Como los unicornios van desapareciendo
El último unitario de la historia argentina murió en “El Matadero”, sin dejar descendencia. Aunque Ricardo Piglia lea en “La fiesta del monstruo” de Bustos Domecq (Borges y Bioy) una suerte de trasmutación del alma de éste en el estudiante judío que será acorralado por la turba, no ya federal, sino peronista. Pero lo que es cierto es que la genealogía de Rosas puede seguirse en una línea histórica, más o menos imaginaria, que arrastra al Restaurador de las Leyes y lo hace funcionar en una tríada nacional y popular con San Martín y Perón.
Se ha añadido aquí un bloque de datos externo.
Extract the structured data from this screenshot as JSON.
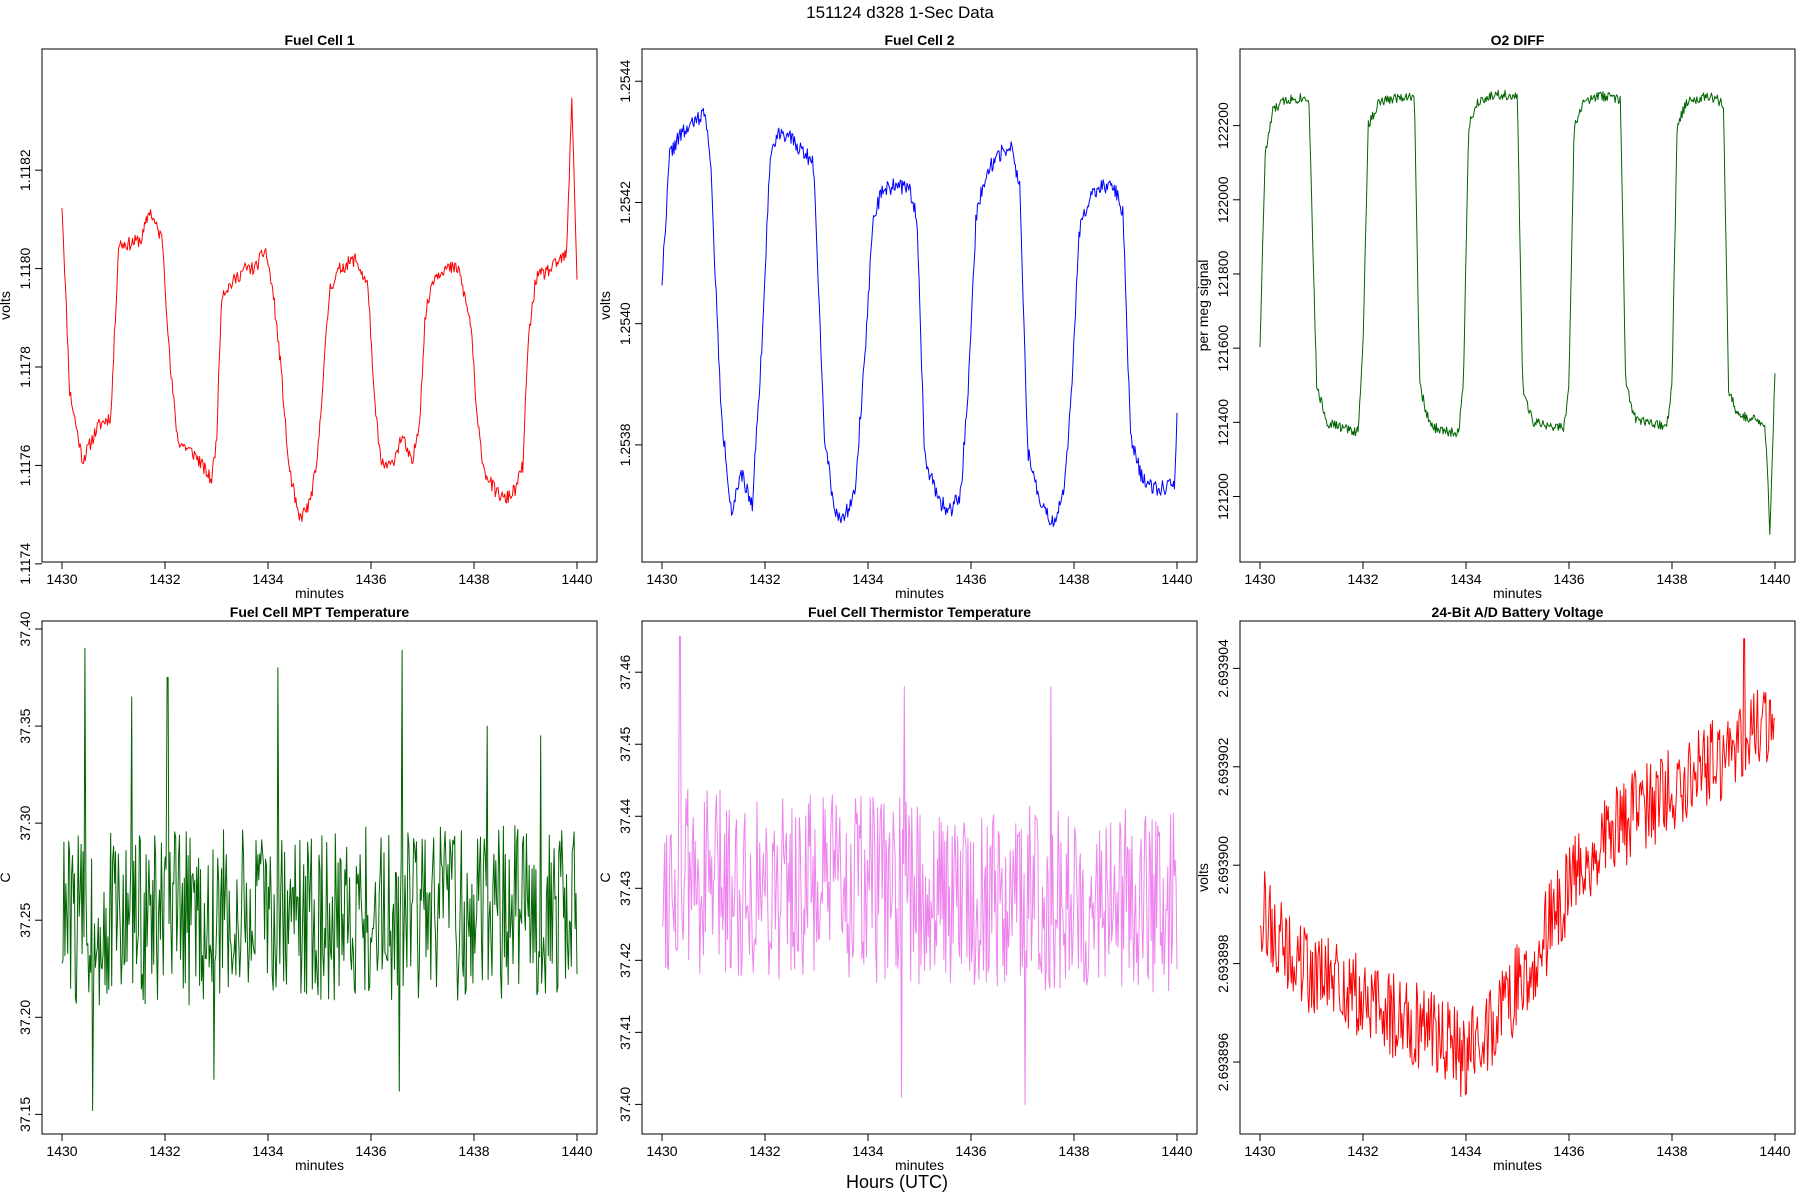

Mientras que el cuerpo del joven unitario no tiene la misma suerte: queda atrapado por la barbarie de “los salvajes federales”. Entre el barro y las achuras revienta de rabia “el cajetilla que monta como los gringos”, antes de perder los pantalones y ser humillado. Su huella se escurre en los charcos de sangre que dejan las negras achuradoras y que se beben los mastines, entre las risotadas y las inmundicias del matadero. Pareciera que quedó exangüe, también de representaciones o, en todo caso, su identidad es un capítulo de la historia sin posteridad.
Alberto Passolini viene a “saldar” esta ausencia en un ejercicio inusual y jocoso de una suerte de revisionismo histórico delirante. En “Unicornios y Federales”, el “unitario” se vuelve “unicornio” por la falta de hábito de esa palabra. Una mala escucha, una escucha desplazada, hace que los confunda en sus imágenes e inicie la fuga en la que se pierde la oposición del pasado, para renacer en una versión liberadora. Passolini pone a batallar dos campos semánticos con espadas de humor y agudeza: los federales (pájaros), el jabón (Federal), los peinetones que vienen, el rojo punzó, la divisa, Buenos Aires, el palo borracho frente a los unicornios, el celeste, Montevideo y los peinetones que parten y se van a cruzar el charco de la historia.